After we fixed the outliers, data seems have decent distribution.Log Transformation may not be required for the field.

In [None]:
#Log Transformation on New_Price

plt.figure(figsize = (10,5))
plt.subplot(1, 2, 1)
plt.title('New_Price - Before log')
plt.hist(carsdf['New_Price'],20)

plt.subplot(1, 2, 2)
plt.title('New_Price - After log')
plt.hist(np.log(carsdf['New_Price']),20)

plt.show()

In [None]:
#Log Transformation on Price

plt.figure(figsize = (10,5))
plt.subplot(1, 2, 1)
plt.title('Price - Before log')
plt.hist(carsdf['Price'],20)

plt.subplot(1, 2, 2)
plt.title('Price - After log')
plt.hist(np.log(carsdf['Price']),20)

plt.show()

- As you see above, Log Transformation has helped Price and New_Price. 
- Kilometers_Driven need not be log transformed. However, we could Log Transform the data and see which one performs better in model.

In [None]:
#Applying Log Transformation

carsdf['Kilometers_Driven_Log'] = np.log(carsdf['Kilometers_Driven'])
carsdf['New_Price_Log'] = np.log(carsdf['New_Price'])
carsdf['Price_Log'] = np.log(carsdf['Price'])
print('After applying log transformation...')
print(carsdf.info())
print(carsdf.isnull().sum())

In [None]:
#Dropping Model column as it has high cardinality
carsdf.drop(['Model'],axis=1,inplace=True)
carsdf.info()

In [None]:
#plotting histograms of the variables
col=['Year','Kilometers_Driven_Log','Kilometers_Driven','Mileage','Engine','Power','Seats','New_Price_Log','Price_Log']
for j in col:
    sns.histplot(carsdf[j],kde=True)    
    plt.title('Histogram of '+j)
    plt.show()

Distribution looks fine above and cannot consider any entry as outlier which may impact the model. Seats values are discrete and New Price Log is continuous. Let us proceed with model creation and then assess the performance.

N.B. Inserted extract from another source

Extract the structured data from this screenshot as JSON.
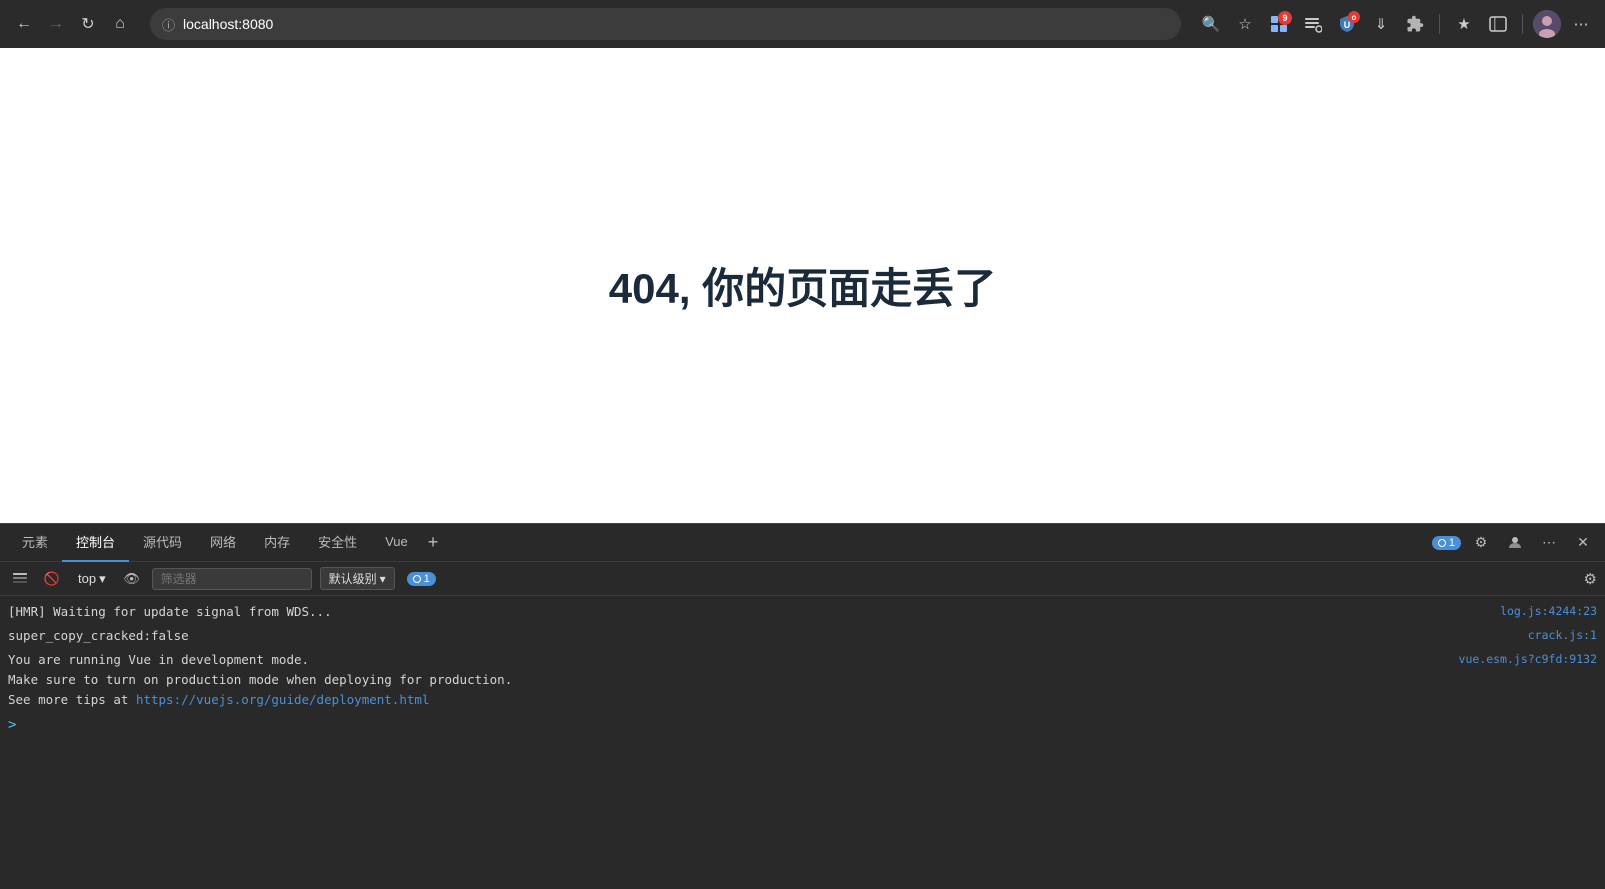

# *******************************************************************************
# Model building
# *******************************************************************************

In [None]:
#taking backup of transformed dataset before we proceed with model
carsdf_model=carsdf.copy()

carsdf_model.head()

In [None]:
carsdf_model.columns

### ------------------------------------------------------------------------------------------------------------------------
### Model 1
##### Considering Kilometers_Driven and not Kilometers_Driven_log
##### x =  { 'Location', 'Year', 'Kilometers_Driven', 'Fuel_Type', 'Transmission','Owner_Type', 'Mileage', 'Engine', 'Power', 'Seats', 'Brand', 'New_Price_Log'}
##### y = Price
### -----------------------------------------------------------------------------------------------------------------------

In [None]:
#Defining x (independent) and y(dependent) variables
x1 = carsdf_model[['Location', 'Year', 'Kilometers_Driven', 'Fuel_Type', 'Transmission','Owner_Type', 'Mileage', 'Engine', 'Power', 'Seats', 'Brand', 'New_Price_Log']]
y1 = carsdf_model[['Price']]

display(x1.head())
display(y1.head())

print('Shape of x: ',x1.shape)
print('Shape of y: ',y1.shape)

#Creating Dummy Variables
print('\nCreating dummy variables for categorical features:')
x1 = pd.get_dummies(x1, columns=['Location', 'Fuel_Type','Transmission','Owner_Type','Brand'], drop_first=True)
x1.head()

In [None]:
## Evaluating Performance of Model by Generating KPIs - RMSE, MAE, MAPE, R^2, Adj R^2

# Adjusted R^2
def adj_r2(ind_vars, targets, predictions):
    r2 = r2_score(targets, predictions)
    n = ind_vars.shape[0]
    k = ind_vars.shape[1]
    return 1 - ((1 - r2) * (n - 1) / (n - k - 1))

def mape(targets, predictions):
    return np.mean(np.abs((targets - predictions)) / targets) * 100

# Model performance check
def model_perf(model, inp, out):

    y_pred = model.predict(inp)
    y_act = out.values

    return pd.DataFrame(
        {
            "RMSE": np.sqrt(mean_squared_error(y_act, y_pred)),
            "MAE": mean_absolute_error(y_act, y_pred),
            "MAPE": mape(y_act, y_pred),
            "R^2": r2_score(y_act, y_pred),
            "Adjusted R^2": adj_r2(inp, y_act, y_pred),
        },
        index=[0],
    )

In [None]:
def generate_lin_model(x,y):
    ''' Function to generate Linear Regression Model and generate the metrics '''
    #Splitting the data into Training & Test datasets
    from sklearn.model_selection import train_test_split
    x_train, x_test, y_train, y_test = train_test_split(x, y, test_size=0.3, random_state=1)

    #printing shape of training and test datasets
    print("x_train:",x_train.shape)
    print("x_test:",x_test.shape)
    print("y_train:",y_train.shape)
    print("y_test:",y_test.shape)
    print("\nIndependent variables for model :", x.columns)
    print("\nDependent variable for model :", y.columns)
    print("\nFitting Linear model..........")

    #Fitting Linear model
    lin_reg_model = LinearRegression()
    lin_reg_model.fit(x_train, y_train)

    print("\nLinear model complete..........\n")
    print("Intercept of the linear equation:", lin_reg_model.intercept_) 
    print("\nCoefficients of the equation are:", lin_reg_model.coef_)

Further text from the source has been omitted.